LeathermanCraig This is the cheesiest file to ever grace the air waves! Cheese, cheese and MORE cheese! The ONLY reason this movie got made (and the others that followed!) is thanks to Ms. Spier's considerable weapons.... Other than that, there is not much reason to watch this movie (or its followers) unless it's to see Miss August, 1987 bounce about in her bikini and 6 inch pumps.....Basic plot is just that - basic. Evil bad guy wants to take over the Hawaiian markets with drugs and diamonds. Add a killer snake to the mix (which was REALLY badly created!) and you've got a killer movie. NOT!First off, lots of lame lines, lame action and lame 'near soft core' porn.

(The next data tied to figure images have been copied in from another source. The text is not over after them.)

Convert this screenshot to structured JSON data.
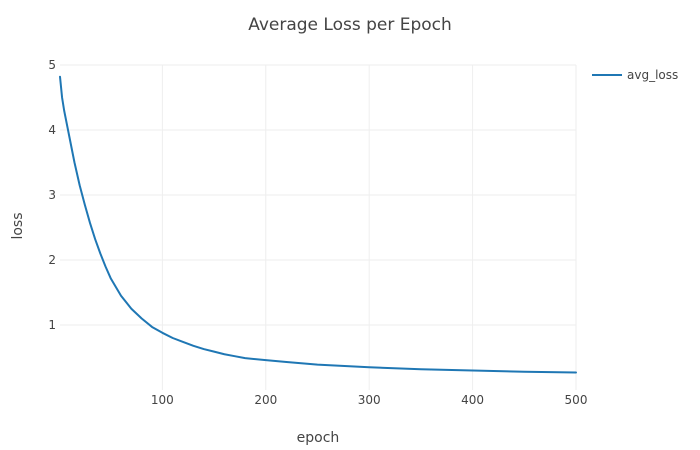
{
  "chart_data": {
    "type": "line",
    "title": "Average Loss per Epoch",
    "xlabel": "epoch",
    "ylabel": "loss",
    "xlim": [
      1,
      500
    ],
    "ylim": [
      0,
      5
    ],
    "x_ticks": [
      100,
      200,
      300,
      400,
      500
    ],
    "y_ticks": [
      1,
      2,
      3,
      4,
      5
    ],
    "grid": true,
    "legend_position": "top-right",
    "series": [
      {
        "name": "avg_loss",
        "color": "#1f77b4",
        "x": [
          1,
          3,
          5,
          10,
          15,
          20,
          25,
          30,
          35,
          40,
          45,
          50,
          60,
          70,
          80,
          90,
          100,
          110,
          120,
          130,
          140,
          150,
          160,
          170,
          180,
          200,
          220,
          250,
          300,
          350,
          400,
          450,
          500
        ],
        "y": [
          4.82,
          4.5,
          4.3,
          3.9,
          3.5,
          3.15,
          2.85,
          2.57,
          2.32,
          2.1,
          1.9,
          1.72,
          1.45,
          1.25,
          1.1,
          0.97,
          0.88,
          0.8,
          0.74,
          0.68,
          0.63,
          0.59,
          0.55,
          0.52,
          0.49,
          0.46,
          0.43,
          0.39,
          0.35,
          0.32,
          0.3,
          0.28,
          0.27
        ]
      }
    ]
  }
}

The special effects (what there are of 'em) are cheesey and... Uh... LAME! The locations are - well, hey! It IS Hawaii, so its not lame. Hell, even the 'drag queen' double agent was lame! Now, honestly, how many of you watched this thing and DIDN'T know that Michelle was actually a MICHAEL? Again, LAME! So lame!What had to be the most laughable aspect of the film, was the totally contrived scene with Donna and Rowdy - their 'sex' scene.... He looks like he's straight outta bad porn - especially with his fake moans and climax - and her acting wasn't much better. And, of course, isn't it always completely possible for two people to have sex when they're still wearing their underwear?!? Before, during and after, Donna and Rowdy are clothed.... Again, LAME!!!OK. I think you may have gotten my point on this one - and the others made after it. But if you haven't, let me sum it up in one sentence: LAME, LAME, LAME, LAME, LAME, LAME, LAME, LAME AND LAME!